Yaşamı boyunca tiyatronun ne denli önemli bir sanat dalı olduğuna dikkat çekmekten vazgeçmeyen Kenter, zaman zaman nezaket dolu sözlerle toplumun sanat algısını eleştirmekten geri durmaz. Tiyatronun sadece eğlence tarafıyla algılandığından dert yanar. Tiyatronun sosyal bilimlerin felsefe, tarih, kültür tarihi gibi dalları, dans, müzik gibi sanat alanlarında derinlemesine bilgi istediğinden ve tiyatrocuların böyle bir eğitimden geçtiklerini anlatmaktan vazgeçmez. Tiyatronun ona verdiği itibarı, tiyatroya geri vermek için bir ömür boyu didinir. Kenter’lerin ailece verdikleri emekler, yetiştirdikleri öğrenciler bugün Türk tiyatrosunun omurgasında önemli halkaları oluşturuyor.

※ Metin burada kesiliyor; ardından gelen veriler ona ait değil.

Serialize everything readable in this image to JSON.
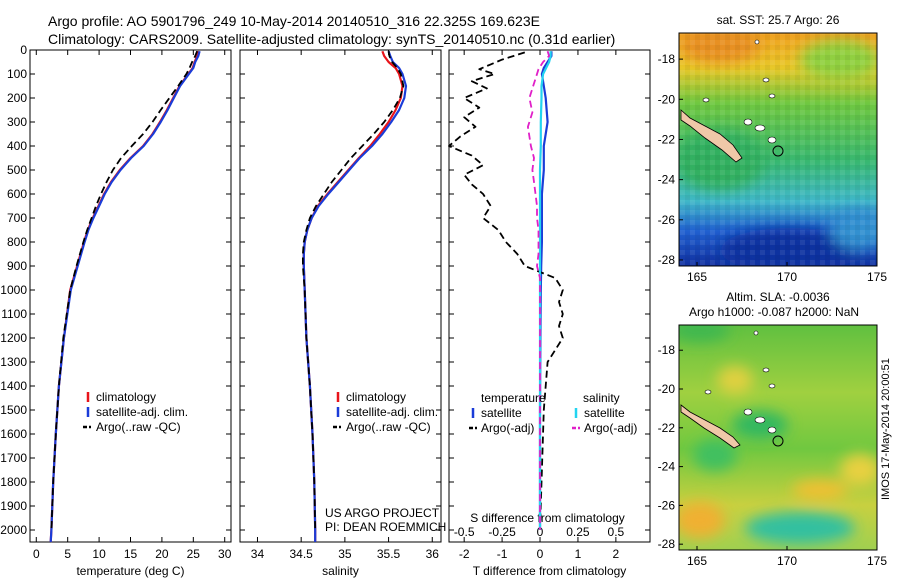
{
  "header": {
    "line1": "Argo profile: AO 5901796_249 10-May-2014 20140510_316 22.325S 169.623E",
    "line2": "Climatology: CARS2009. Satellite-adjusted climatology: synTS_20140510.nc (0.31d earlier)"
  },
  "depth_ticks": [
    "0",
    "100",
    "200",
    "300",
    "400",
    "500",
    "600",
    "700",
    "800",
    "900",
    "1000",
    "1100",
    "1200",
    "1300",
    "1400",
    "1500",
    "1600",
    "1700",
    "1800",
    "1900",
    "2000"
  ],
  "colors": {
    "climatology": "#e8141a",
    "satellite": "#1a3cd8",
    "argo": "#000000",
    "sat_salinity": "#22d4f0",
    "argo_salinity": "#e020c8"
  },
  "chart_data": [
    {
      "type": "line",
      "id": "temperature",
      "xlabel": "temperature (deg C)",
      "ylabel": "depth",
      "xlim": [
        -1,
        31
      ],
      "ylim": [
        2050,
        0
      ],
      "x_ticks": [
        "0",
        "5",
        "10",
        "15",
        "20",
        "25",
        "30"
      ],
      "legend": [
        "climatology",
        "satellite-adj. clim.",
        "Argo(..raw -QC)"
      ],
      "series": [
        {
          "name": "climatology",
          "style": "climatology",
          "depth": [
            5,
            25,
            50,
            75,
            100,
            150,
            200,
            250,
            300,
            350,
            400,
            450,
            500,
            550,
            600,
            650,
            700,
            750,
            800,
            900,
            1000,
            1200,
            1400,
            1600,
            1800,
            2000,
            2050
          ],
          "values": [
            25.8,
            25.6,
            25.2,
            24.9,
            24.2,
            22.8,
            21.8,
            20.8,
            19.7,
            18.5,
            17.0,
            15.0,
            13.3,
            11.9,
            10.8,
            9.9,
            9.0,
            8.2,
            7.6,
            6.5,
            5.4,
            4.4,
            3.6,
            3.1,
            2.7,
            2.4,
            2.3
          ]
        },
        {
          "name": "satellite-adj. clim.",
          "style": "satellite",
          "depth": [
            5,
            25,
            50,
            75,
            100,
            150,
            200,
            250,
            300,
            350,
            400,
            450,
            500,
            550,
            600,
            650,
            700,
            750,
            800,
            900,
            1000,
            1200,
            1400,
            1600,
            1800,
            2000,
            2050
          ],
          "values": [
            26.0,
            25.8,
            25.3,
            25.0,
            24.3,
            22.9,
            21.9,
            20.9,
            19.8,
            18.6,
            17.1,
            15.1,
            13.4,
            12.0,
            10.9,
            10.0,
            9.1,
            8.3,
            7.7,
            6.6,
            5.5,
            4.4,
            3.6,
            3.1,
            2.7,
            2.4,
            2.3
          ]
        },
        {
          "name": "Argo(..raw -QC)",
          "style": "argo",
          "depth": [
            5,
            25,
            50,
            75,
            100,
            150,
            200,
            250,
            300,
            350,
            400,
            450,
            500,
            550,
            600,
            650,
            700,
            750,
            800,
            900,
            1000,
            1200,
            1400,
            1600,
            1800,
            2000
          ],
          "values": [
            25.6,
            25.3,
            24.8,
            24.4,
            23.9,
            22.6,
            21.2,
            19.8,
            18.5,
            17.0,
            15.2,
            13.5,
            12.2,
            11.2,
            10.3,
            9.5,
            8.8,
            8.1,
            7.5,
            6.4,
            5.4,
            4.3,
            3.6,
            3.1,
            2.7,
            2.4
          ]
        }
      ]
    },
    {
      "type": "line",
      "id": "salinity",
      "xlabel": "salinity",
      "ylabel": "depth",
      "xlim": [
        33.8,
        36.1
      ],
      "ylim": [
        2050,
        0
      ],
      "x_ticks": [
        "34",
        "34.5",
        "35",
        "35.5",
        "36"
      ],
      "legend": [
        "climatology",
        "satellite-adj. clim.",
        "Argo(..raw -QC)"
      ],
      "annotations": [
        "US ARGO PROJECT",
        "PI: DEAN ROEMMICH"
      ],
      "series": [
        {
          "name": "climatology",
          "style": "climatology",
          "depth": [
            5,
            25,
            50,
            75,
            100,
            150,
            200,
            250,
            300,
            350,
            400,
            450,
            500,
            550,
            600,
            650,
            700,
            750,
            800,
            850,
            900,
            1000,
            1200,
            1400,
            1600,
            1800,
            2000,
            2050
          ],
          "values": [
            35.43,
            35.45,
            35.5,
            35.58,
            35.62,
            35.66,
            35.64,
            35.58,
            35.5,
            35.4,
            35.29,
            35.16,
            35.04,
            34.92,
            34.8,
            34.69,
            34.62,
            34.57,
            34.54,
            34.53,
            34.53,
            34.54,
            34.56,
            34.6,
            34.63,
            34.65,
            34.66,
            34.66
          ]
        },
        {
          "name": "satellite-adj. clim.",
          "style": "satellite",
          "depth": [
            5,
            25,
            50,
            75,
            100,
            150,
            200,
            250,
            300,
            350,
            400,
            450,
            500,
            550,
            600,
            650,
            700,
            750,
            800,
            850,
            900,
            1000,
            1200,
            1400,
            1600,
            1800,
            2000,
            2050
          ],
          "values": [
            35.5,
            35.52,
            35.55,
            35.62,
            35.66,
            35.7,
            35.68,
            35.62,
            35.53,
            35.43,
            35.31,
            35.17,
            35.05,
            34.93,
            34.81,
            34.7,
            34.62,
            34.57,
            34.54,
            34.53,
            34.53,
            34.54,
            34.56,
            34.6,
            34.63,
            34.65,
            34.66,
            34.66
          ]
        },
        {
          "name": "Argo(..raw -QC)",
          "style": "argo",
          "depth": [
            5,
            25,
            50,
            75,
            100,
            150,
            200,
            250,
            300,
            350,
            400,
            450,
            500,
            550,
            600,
            650,
            700,
            750,
            800,
            850,
            900,
            1000,
            1200,
            1400,
            1600,
            1800,
            2000
          ],
          "values": [
            35.5,
            35.51,
            35.54,
            35.6,
            35.64,
            35.67,
            35.63,
            35.55,
            35.45,
            35.33,
            35.2,
            35.07,
            34.96,
            34.85,
            34.76,
            34.67,
            34.6,
            34.56,
            34.53,
            34.52,
            34.52,
            34.54,
            34.56,
            34.6,
            34.63,
            34.65,
            34.66
          ]
        }
      ]
    },
    {
      "type": "line",
      "id": "difference",
      "xlabel": "T difference from climatology",
      "xlabel_top": "S difference from climatology",
      "ylabel": "depth",
      "xlim": [
        -2.4,
        2.9
      ],
      "ylim": [
        2050,
        0
      ],
      "x_ticks": [
        "-2",
        "-1",
        "0",
        "1",
        "2"
      ],
      "x_ticks_top": [
        "-0.5",
        "-0.25",
        "0",
        "0.25",
        "0.5"
      ],
      "legend_headers": [
        "temperature",
        "salinity"
      ],
      "legend": [
        "satellite",
        "Argo(-adj)",
        "satellite",
        "Argo(-adj)"
      ],
      "series": [
        {
          "name": "T satellite",
          "style": "satellite",
          "depth": [
            5,
            25,
            50,
            75,
            100,
            150,
            200,
            300,
            400,
            500,
            600,
            700,
            800,
            900,
            1000,
            1200,
            1500,
            2000
          ],
          "values": [
            0.3,
            0.3,
            0.2,
            0.1,
            0.05,
            0.1,
            0.15,
            0.2,
            0.1,
            0.1,
            0.05,
            0.05,
            0.05,
            0.03,
            0.02,
            0.01,
            0.0,
            0.0
          ]
        },
        {
          "name": "T Argo(-adj)",
          "style": "argo",
          "depth": [
            10,
            25,
            40,
            60,
            80,
            100,
            130,
            160,
            200,
            240,
            280,
            320,
            360,
            400,
            440,
            480,
            520,
            560,
            600,
            650,
            700,
            750,
            800,
            850,
            900,
            950,
            1000,
            1050,
            1100,
            1150,
            1200,
            1300,
            1500,
            2000
          ],
          "values": [
            -0.4,
            -0.7,
            -1.0,
            -1.3,
            -1.6,
            -1.2,
            -1.8,
            -1.4,
            -2.0,
            -1.6,
            -2.0,
            -1.7,
            -2.1,
            -2.4,
            -1.8,
            -1.5,
            -2.0,
            -1.8,
            -1.5,
            -1.3,
            -1.5,
            -1.1,
            -0.9,
            -0.6,
            -0.4,
            0.4,
            0.6,
            0.5,
            0.6,
            0.5,
            0.6,
            0.2,
            0.1,
            0.0
          ]
        },
        {
          "name": "S satellite",
          "style": "sat_salinity",
          "depth": [
            5,
            25,
            50,
            75,
            100,
            150,
            200,
            300,
            400,
            500,
            600,
            700,
            800,
            900,
            1000,
            1500,
            2000
          ],
          "values": [
            0.07,
            0.07,
            0.06,
            0.04,
            0.02,
            0.01,
            0.01,
            0.005,
            0.005,
            0.0,
            0.0,
            0.0,
            0.0,
            0.0,
            0.0,
            0.0,
            0.0
          ]
        },
        {
          "name": "S Argo(-adj)",
          "style": "argo_salinity",
          "depth": [
            5,
            25,
            50,
            80,
            120,
            160,
            200,
            260,
            320,
            400,
            450,
            500,
            550,
            600,
            650,
            700,
            750,
            800,
            850,
            900,
            950,
            1000,
            1200,
            1500,
            2000
          ],
          "values": [
            0.05,
            0.06,
            0.02,
            -0.01,
            -0.03,
            -0.05,
            -0.07,
            -0.05,
            -0.08,
            -0.06,
            -0.04,
            -0.05,
            -0.04,
            -0.03,
            -0.02,
            -0.02,
            -0.01,
            -0.01,
            -0.01,
            -0.02,
            0.0,
            0.0,
            0.0,
            0.0,
            0.0
          ]
        }
      ]
    },
    {
      "type": "heatmap",
      "id": "sst_map",
      "title": "sat. SST: 25.7  Argo: 26",
      "x_ticks": [
        "165",
        "170",
        "175"
      ],
      "y_ticks": [
        "-18",
        "-20",
        "-22",
        "-24",
        "-26",
        "-28"
      ],
      "xlim": [
        164,
        175
      ],
      "ylim": [
        -28.3,
        -16.7
      ],
      "float_position": [
        169.623,
        -22.325
      ]
    },
    {
      "type": "heatmap",
      "id": "sla_map",
      "title": "Altim. SLA: -0.0036",
      "subtitle": "Argo h1000: -0.087 h2000: NaN",
      "x_ticks": [
        "165",
        "170",
        "175"
      ],
      "y_ticks": [
        "-18",
        "-20",
        "-22",
        "-24",
        "-26",
        "-28"
      ],
      "xlim": [
        164,
        175
      ],
      "ylim": [
        -28.3,
        -16.7
      ],
      "float_position": [
        169.623,
        -22.325
      ]
    }
  ],
  "footer": {
    "stamp": "IMOS 17-May-2014 20:00:51"
  }
}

Kenter Tiyatrosu ile ilgili gelişmeleri üzüntüyle karşılayan Yıldız Kenter, son röportajlarından birinde, ‘Tabii ki Kenter Tiyatrosunun bugünkü haline üzülüyorum. Mümkün mü üzülmemek? Onca emek harcayarak ortaya çıkardığımız böyle bir tiyatronun satılmasını değil, yaşatılmasını, yaşamasını istiyorum. Hayatta en büyük arzum bu. Ama Kenter Tiyatrosunu yaşatmak için çağrı yapmak bana düşmez. Asla böyle bir şey yapmayı düşünmem” sözleri bugün artık vasiyet niteliğinde.
Duyulması, korunması ve yerine getirilmesi dileğiyle… Ruhu şad olsun…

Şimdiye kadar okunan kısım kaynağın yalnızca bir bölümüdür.